L’administration TVA effectue actuellement des contrôles renforcés des inscriptions dans les grilles 87 et 46 de la déclaration TVA.

Dans le prolongement de notre article paru dans le précédent TLS Newsflash 2015-10, nous nous intéressons à l’utilisation de la grille 46 dans la déclaration TVA. Avec l’usage grandissant qui est fait de la technique du datamining, nous constatons en effet que l’administration accorde une attention accrue non seulement à l’utilisation de la grille 87 de la déclaration TVA, mais aussi à celle de la grille 46, une grille de la déclaration TVA qui est de surcroît assez simple à contrôler.

La grille 46 de la déclaration TVA belge mentionne le chiffre d’affaires issu de la livraison de biens à des assujettis établis dans un autre Etat membre européen, chiffre d’affaires qui répond aux conditions d’application de l’exemption en tant que livraison intracommunautaire de marchandises.

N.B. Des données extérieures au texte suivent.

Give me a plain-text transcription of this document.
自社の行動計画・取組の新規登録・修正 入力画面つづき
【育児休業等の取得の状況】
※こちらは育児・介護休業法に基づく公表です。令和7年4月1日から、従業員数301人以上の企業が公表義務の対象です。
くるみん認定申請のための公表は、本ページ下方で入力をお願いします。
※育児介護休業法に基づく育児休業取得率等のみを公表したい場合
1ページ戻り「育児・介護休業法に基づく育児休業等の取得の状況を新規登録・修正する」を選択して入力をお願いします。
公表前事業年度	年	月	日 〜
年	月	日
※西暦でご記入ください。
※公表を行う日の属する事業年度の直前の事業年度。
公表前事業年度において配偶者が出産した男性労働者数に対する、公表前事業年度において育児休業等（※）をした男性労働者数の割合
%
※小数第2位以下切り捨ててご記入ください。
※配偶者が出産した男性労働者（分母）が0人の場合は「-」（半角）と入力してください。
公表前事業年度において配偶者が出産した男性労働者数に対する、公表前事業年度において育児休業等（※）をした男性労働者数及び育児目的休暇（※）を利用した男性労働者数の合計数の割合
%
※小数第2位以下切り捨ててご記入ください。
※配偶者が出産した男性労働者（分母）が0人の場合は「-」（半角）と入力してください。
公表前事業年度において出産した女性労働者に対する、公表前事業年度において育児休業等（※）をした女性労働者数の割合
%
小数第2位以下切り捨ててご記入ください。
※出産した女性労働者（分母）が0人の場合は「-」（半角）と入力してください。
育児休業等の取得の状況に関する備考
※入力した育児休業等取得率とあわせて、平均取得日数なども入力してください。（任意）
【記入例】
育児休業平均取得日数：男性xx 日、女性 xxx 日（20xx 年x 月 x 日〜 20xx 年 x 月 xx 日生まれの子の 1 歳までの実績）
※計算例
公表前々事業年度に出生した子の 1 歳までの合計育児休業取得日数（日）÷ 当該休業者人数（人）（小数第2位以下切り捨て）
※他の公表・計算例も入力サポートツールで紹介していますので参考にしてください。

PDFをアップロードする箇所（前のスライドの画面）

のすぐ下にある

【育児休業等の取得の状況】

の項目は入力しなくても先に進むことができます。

En principe, il faut en effet compter 21% de TVA belge sur une livraison de biens avec transport depuis la Belgique à un assujetti établi dans un autre Etat membre européen, sauf si le fournisseur peut invoquer et prouver l’exemption en tant que livraison intracommunautaire de biens dans un autre Etat membre européen. Lorsque toutes les conditions sont remplies, le fournisseur peut délivrer dans cette situation une facture sans TVA, et l’opération doit alors être rapportée dans la grille 46 de la déclaration TVA périodique, ainsi que dans le relevé intracommunautaire.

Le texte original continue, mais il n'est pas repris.